The time complexity of the find_substring function can be analyzed as follows:

• Outer Loop: The outer loop iterates through the string s from index 0 to len(s) - total_len + 1. In the worst case, this loop runs O(n) times, where n is the length of the string s.
• Inner Loop: The inner loop iterates through the num_words words in the current substring. This loop runs O(m) times, where m is the number of words in the words array.
• Word Frequency Count: Creating the word_count dictionary takes O(m) time, where m is the number of words in the words array.
• Dictionary Operations: The dictionary operations (e.g., word in word_count, seen_words[word] += 1) take O(1) time on average.

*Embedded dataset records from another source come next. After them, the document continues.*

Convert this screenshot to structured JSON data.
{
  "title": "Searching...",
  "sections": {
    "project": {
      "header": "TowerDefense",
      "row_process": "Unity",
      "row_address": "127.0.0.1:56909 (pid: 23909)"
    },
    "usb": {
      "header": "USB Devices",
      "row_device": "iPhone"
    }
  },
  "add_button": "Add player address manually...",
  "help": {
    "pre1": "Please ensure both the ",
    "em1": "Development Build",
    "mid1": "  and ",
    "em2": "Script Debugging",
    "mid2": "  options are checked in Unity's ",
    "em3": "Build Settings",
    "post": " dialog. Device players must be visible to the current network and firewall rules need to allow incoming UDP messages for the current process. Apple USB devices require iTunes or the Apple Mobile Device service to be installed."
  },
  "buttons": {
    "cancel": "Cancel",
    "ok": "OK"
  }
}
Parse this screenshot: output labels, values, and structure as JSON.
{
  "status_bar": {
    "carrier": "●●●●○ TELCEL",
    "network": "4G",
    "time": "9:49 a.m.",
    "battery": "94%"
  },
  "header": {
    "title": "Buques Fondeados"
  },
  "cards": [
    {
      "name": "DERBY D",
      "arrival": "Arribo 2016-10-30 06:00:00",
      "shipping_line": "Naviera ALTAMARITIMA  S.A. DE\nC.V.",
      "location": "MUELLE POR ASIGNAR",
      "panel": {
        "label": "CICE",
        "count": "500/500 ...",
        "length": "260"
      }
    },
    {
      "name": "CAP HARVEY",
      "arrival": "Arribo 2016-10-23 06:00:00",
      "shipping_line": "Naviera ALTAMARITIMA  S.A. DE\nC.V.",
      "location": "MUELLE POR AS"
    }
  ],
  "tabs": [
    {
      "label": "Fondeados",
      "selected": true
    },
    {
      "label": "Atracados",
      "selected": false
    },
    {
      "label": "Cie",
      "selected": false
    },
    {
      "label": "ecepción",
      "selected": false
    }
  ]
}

Therefore, the overall time complexity of the find_substring function is O(n * m), where n is the length of the string s and m is the number of words in the words array.

Big O Space Complexity:

The space complexity of the find_substring function can be analyzed as follows:

• word_count Dictionary: The word_count dictionary stores the frequency of each word in the words array. In the worst case, the dictionary contains all the words in the words array. Therefore, the space complexity of the word_count dictionary is O(m), where m is the number of words in the words array.
• seen_words Dictionary: The seen_words dictionary stores the frequency of each word encountered in the current substring. In the worst case, the dictionary contains all the words in the words array. Therefore, the space complexity of the seen_words dictionary is O(m), where m is the number of words in the words array.
• result List: The result list stores the starting indices of the concatenated substrings. In the worst case, all the substrings in s are concatenated strings. Therefore, the space complexity of the result list is O(n), where n is the length of the string s.

Therefore, the overall space complexity of the find_substring function is O(m + n), where m is the number of words in the words array and n is the length of the string s.